After every humanitarian crisis that leaves citizens displaced, the spotlight usually pans to discussions around supporting refugees at a national level and almost always overlooks the significant role local government plays.

The topic of refugees tends to focus on national level responsibilities like border issues, visa regimes, and immediate support while dismissing the fact that refugees, asylum seekers and internationally displaced persons (IDPs) settle in specific places. Local authorities in those places shoulder the core responsibility of providing crucial services like housing, education, employment, healthcare, language learning and general community integration and wellbeing. For urban municipalities, large influxes of migrants can make the scale of delivering support to hugely varied and diverse populations a key challenge. For smaller or more rural communities, the disruption of previously homogenous populations can cause tensions, while being unaccustomed to swift demographic change may highlight cracks in service provisions. But more often than not, local authorities are happy to try stepping up to the opportunities and challenges that larger waves of immigration bring. The international Mayors Migration Council say they stand ready to welcome refugees while calling on national governments to ‘urgently work with the global network of city leaders’ to expand pathways and provide humanitarian support.

In the USA, over 100 cities have declared themselves ‘sanctuary cities’ – a well-established form of local immigration policy whereby municipalities create a set of policy conditions to improve the precarious situation of irregular migrants. They are particularly effective at doing so thanks to US local governments not being obliged to cooperate with federal immigration authorities. In other governance structures, municipalities can still deploy a range of policies and services to support migrants, in some cases challenging or countering the national stance on immigration.

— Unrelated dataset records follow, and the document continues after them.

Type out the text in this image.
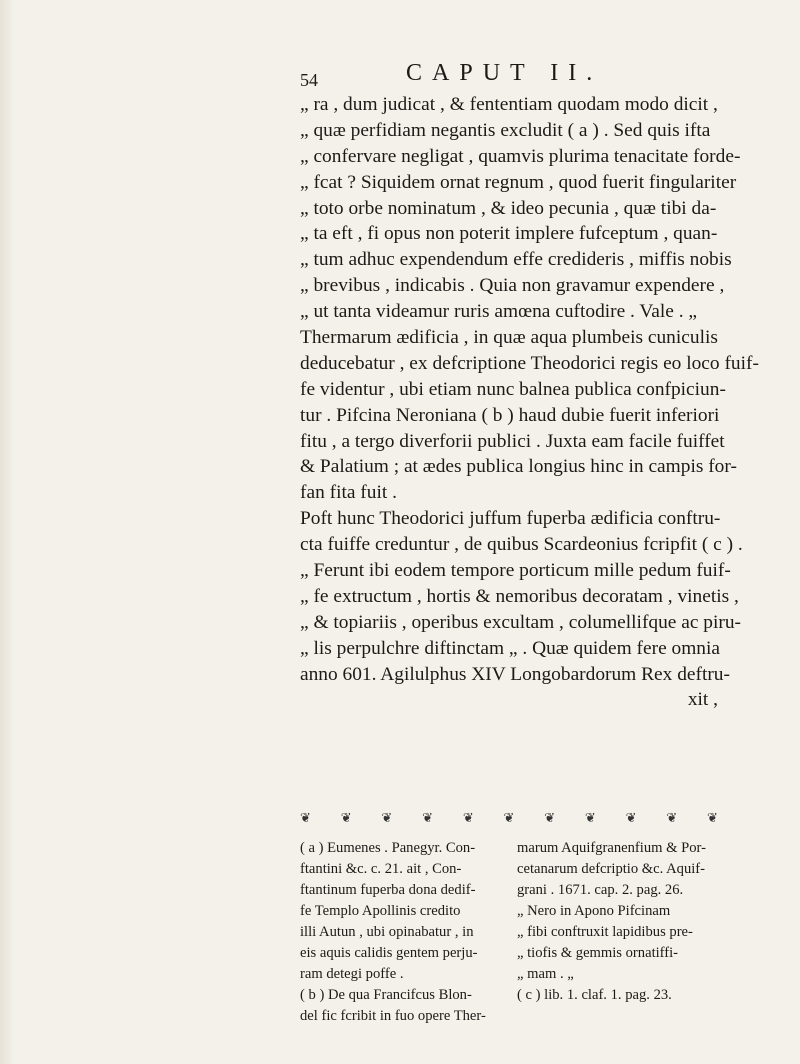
54	CAPUT II.
„ ra , dum judicat , & fententiam quodam modo dicit ,
„ quæ perfidiam negantis excludit ( a ) . Sed quis ifta
„ confervare negligat , quamvis plurima tenacitate forde-
„ fcat ? Siquidem ornat regnum , quod fuerit fingulariter
„ toto orbe nominatum , & ideo pecunia , quæ tibi da-
„ ta eft , fi opus non poterit implere fufceptum , quan-
„ tum adhuc expendendum effe credideris , miffis nobis
„ brevibus , indicabis . Quia non gravamur expendere ,
„ ut tanta videamur ruris amœna cuftodire . Vale . „
Thermarum ædificia , in quæ aqua plumbeis cuniculis
deducebatur , ex defcriptione Theodorici regis eo loco fuif-
fe videntur , ubi etiam nunc balnea publica confpiciun-
tur . Pifcina Neroniana ( b ) haud dubie fuerit inferiori
fitu , a tergo diverforii publici . Juxta eam facile fuiffet
& Palatium ; at ædes publica longius hinc in campis for-
fan fita fuit .
Poft hunc Theodorici juffum fuperba ædificia conftru-
cta fuiffe creduntur , de quibus Scardeonius fcripfit ( c ) .
„ Ferunt ibi eodem tempore porticum mille pedum fuif-
„ fe extructum , hortis & nemoribus decoratam , vinetis ,
„ & topiariis , operibus excultam , columellifque ac piru-
„ lis perpulchre diftinctam „ . Quæ quidem fere omnia
anno 601. Agilulphus XIV Longobardorum Rex deftru-
xit ,
❦ ❦ ❦ ❦ ❦ ❦ ❦ ❦ ❦ ❦ ❦
( a ) Eumenes . Panegyr. Con-
ftantini &c. c. 21. ait , Con-
ftantinum fuperba dona dedif-
fe Templo Apollinis credito
illi Autun , ubi opinabatur , in
eis aquis calidis gentem perju-
ram detegi poffe .
( b ) De qua Francifcus Blon-
del fic fcribit in fuo opere Ther-
marum Aquifgranenfium & Por-
cetanarum defcriptio &c. Aquif-
grani . 1671. cap. 2. pag. 26.
„ Nero in Apono Pifcinam
„ fibi conftruxit lapidibus pre-
„ tiofis & gemmis ornatiffi-
„ mam . „
( c ) lib. 1. claf. 1. pag. 23.
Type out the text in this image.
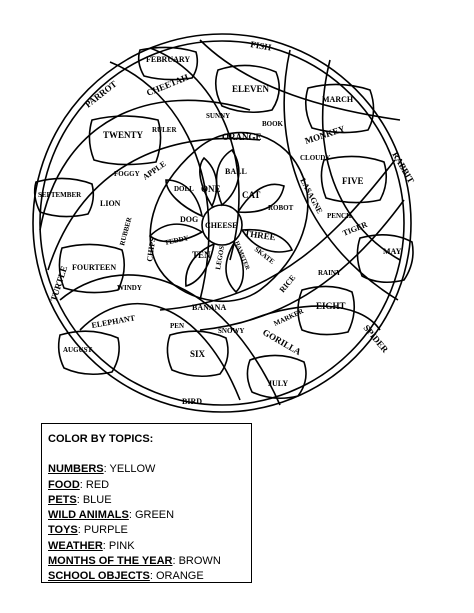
FISH
FEBRUARY
PARROT	CHEETAH	ELEVEN
MARCH
TWENTY RULER
SUNNY
BOOK
ORANGE	MONKEY
RABBIT
CLOUDY
FOGGY APPLE	BALL
LASAGNE FIVE
SEPTEMBER
DOLL ONE
CAT
LION	ROBOT
PENCIL
DOG
CHEESE
THREE
RUBBER	TIGER
TEDDY
CHIPS	TEN LEGOS HAMSTER SKATE	MAY
FOURTEEN
RAINY
TURTLE	WINDY	RICE
BANANA	EIGHT
ELEPHANT	MARKER
PEN
SNOWY
AUGUST	GORILLA
SIX	SPIDER
JULY
BIRD
COLOR BY TOPICS:
NUMBERS: YELLOW
FOOD: RED
PETS: BLUE
WILD ANIMALS: GREEN
TOYS: PURPLE
WEATHER: PINK
MONTHS OF THE YEAR: BROWN
SCHOOL OBJECTS: ORANGE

A Viennese project, called the Centre of Refugee Empowerment, sought to address two challenges unique to integrating asylum seekers. One was that various areas of responsibility for helping refugees were splintered among public agencies, often working in incompatible ways. The other was to adapt the services available to the individual circumstances of migrants. Language classes, for example, would need to be more intensive but also free, while skills training has to be tailored to restrictions on asylum seekers’ access to work. In one initiative, a competence check usually used to place people in work was instead used to identify a group of primarily Syrian teachers. Instead of being given a job where they would be underemployed, they were given specific training on the Austrian school system and then given places in schools as supporting teachers –more greatly benefiting the city as well as the individuals.